Our contributions can be summarized as threefold:

We propose a novel transformer-based neural network architecture, FlowFormer, for optical flow estimation, which achieves state-of-the-art flow estimation performance.

We design a novel cost volume encoder, effectively aggregating cost information into compact latent cost tokens.

We propose a recurrent cost decoder that recurrently decodes cost features with dynamic positional cost queries to iteratively refine the estimated optical flows.

We validate for the first time that an ImageNet-pretrained transformer can benefit the estimation of optical flow.

Compared with Other Methods

* denotes that the methods use the warm-start strategy. † means the result is evaluated with the tile technique.

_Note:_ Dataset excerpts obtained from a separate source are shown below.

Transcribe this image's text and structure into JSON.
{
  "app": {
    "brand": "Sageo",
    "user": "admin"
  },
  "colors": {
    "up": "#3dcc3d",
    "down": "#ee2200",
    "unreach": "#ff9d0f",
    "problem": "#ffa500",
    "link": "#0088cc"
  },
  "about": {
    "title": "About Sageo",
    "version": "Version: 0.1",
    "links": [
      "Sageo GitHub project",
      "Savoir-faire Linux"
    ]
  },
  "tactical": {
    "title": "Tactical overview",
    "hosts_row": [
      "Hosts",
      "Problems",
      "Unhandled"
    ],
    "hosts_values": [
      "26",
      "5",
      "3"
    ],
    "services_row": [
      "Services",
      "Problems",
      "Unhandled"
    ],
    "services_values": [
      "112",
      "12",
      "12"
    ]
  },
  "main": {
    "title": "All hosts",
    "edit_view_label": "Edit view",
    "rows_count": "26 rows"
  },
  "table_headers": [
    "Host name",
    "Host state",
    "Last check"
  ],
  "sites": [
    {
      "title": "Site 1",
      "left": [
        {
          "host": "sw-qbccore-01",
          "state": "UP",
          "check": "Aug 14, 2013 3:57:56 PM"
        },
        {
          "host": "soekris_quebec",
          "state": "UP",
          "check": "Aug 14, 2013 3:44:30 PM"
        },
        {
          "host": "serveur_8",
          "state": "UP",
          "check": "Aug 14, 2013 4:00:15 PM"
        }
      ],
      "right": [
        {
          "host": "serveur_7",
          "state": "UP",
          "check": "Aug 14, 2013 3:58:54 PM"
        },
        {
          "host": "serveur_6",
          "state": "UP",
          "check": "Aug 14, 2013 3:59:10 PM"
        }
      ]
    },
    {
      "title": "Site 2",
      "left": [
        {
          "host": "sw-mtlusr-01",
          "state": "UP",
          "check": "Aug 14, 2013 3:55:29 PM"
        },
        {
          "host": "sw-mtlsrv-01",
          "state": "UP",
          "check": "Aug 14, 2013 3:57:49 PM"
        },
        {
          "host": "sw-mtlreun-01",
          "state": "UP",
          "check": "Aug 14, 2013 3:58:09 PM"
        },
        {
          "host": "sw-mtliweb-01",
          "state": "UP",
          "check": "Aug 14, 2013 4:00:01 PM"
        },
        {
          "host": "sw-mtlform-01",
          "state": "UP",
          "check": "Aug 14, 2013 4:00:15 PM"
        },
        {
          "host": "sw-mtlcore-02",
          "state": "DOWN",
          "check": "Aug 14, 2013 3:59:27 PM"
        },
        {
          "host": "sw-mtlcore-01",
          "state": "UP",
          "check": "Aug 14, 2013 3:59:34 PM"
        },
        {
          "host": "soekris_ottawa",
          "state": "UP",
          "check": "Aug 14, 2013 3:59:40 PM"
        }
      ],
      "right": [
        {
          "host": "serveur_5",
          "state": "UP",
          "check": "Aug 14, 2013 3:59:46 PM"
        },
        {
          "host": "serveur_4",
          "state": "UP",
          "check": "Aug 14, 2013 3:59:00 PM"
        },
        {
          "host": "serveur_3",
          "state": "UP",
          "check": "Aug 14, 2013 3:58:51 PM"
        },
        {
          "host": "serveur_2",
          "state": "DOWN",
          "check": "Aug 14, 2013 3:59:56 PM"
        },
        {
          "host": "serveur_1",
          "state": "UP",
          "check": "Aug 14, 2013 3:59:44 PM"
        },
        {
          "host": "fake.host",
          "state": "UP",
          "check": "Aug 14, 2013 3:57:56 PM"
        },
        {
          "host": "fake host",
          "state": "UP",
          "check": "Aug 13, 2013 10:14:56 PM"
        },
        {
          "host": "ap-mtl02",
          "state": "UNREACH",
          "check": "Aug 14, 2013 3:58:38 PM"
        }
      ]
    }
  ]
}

Generalization Performance

We train FlowFormer on the FlyingChairs and FlyingThings (C+T), and evaluate it on the training set of Sintel and KITTI-2015. This settings evaluates the generalization performance of optical flow models. FlowFormer ranks 1st among all compared methods on both benchmarks. FlowFormer achieves 0.64 and 1.50 on the clean and final pass of Sintel. On the KITTI-2015 training set, FlowFormer achieves 4.09 F1-epe and 14.72 F1-all. Compared to GMA, FlowFormer reduces 50.4% and 45.3% errors on Sintel clean and final, and 13.9% errors on KITTI-2015 F1-all, which shows its extraordinary generalization performance.

Sintel Benchmark

FlowFormer achieves 1.16 and 2.09 on the Sintel clean and final, 16.5% and 15.5% lower error compared to GMA*, which both ranks 1st on the Sintel benchmark. It is noteworthy that RAFT* and GMA* use the warm-start strategy that requires image sequences while FlowFormer does not. Compared with GMA, which also does not use the warm-start, FlowFormer obtains 17.2% and 27.5% error reduction. From RAFT v.s. RAFT* and GMA v.s. GMA*, we can see significant error reduction from the warm-start strategy especially on the final pass. RAFT trained on the autoflow dataset~(A+S+K+H) significantly outperforms RAFT trained on the C+T+S+K+H on final pass because autoflow provides training image pairs that are more challenging. We believe training FlowFormer with autoflow can achieve better accuracy but it is not released yet.

KITTI-2015 Benchmark

FlowFormer achieves 4.68, ranking 2nd on the KITTI-2015 benchmark. S-Flow obtains slightly smaller error than FlowFormer on KITTI (-0.85%), which, however, is significantly worse on Sintel (31.6% and 22.5% larger error on clean and final pass). S-Flow finds corresponding points by computing the coordinate expectation weighted by refined cost maps. Images in the KITTI dataset are captured in urban traffic scenes, which contains objects that are mostly rigid. Flows on rigid objects are rather simple, which is easier for cost-based coordinate expectation, but the assumption can be easily violated in non-rigid scenarios such as Sintel.

Qualitative Results

Qualitative Comparison

We visualize flows that estimated by our FlowFormer and GMA of three examples in the figure to qualitatively show how FlowFormer outperforms GMA. As transformers can encode the cost information at a large perceptive field, FlowFormer can distinguish overlapping objects via contextual information and thus reduce the leakage of flows over boundaries. Compared with GMA, the flows that are estimatd by FlowFormer on boundaries of the bamboo and the human body are more precise and clear. Besides, FlowFormer can also recover motion details that are ignored by GMA, such as the hair and the holes on the box.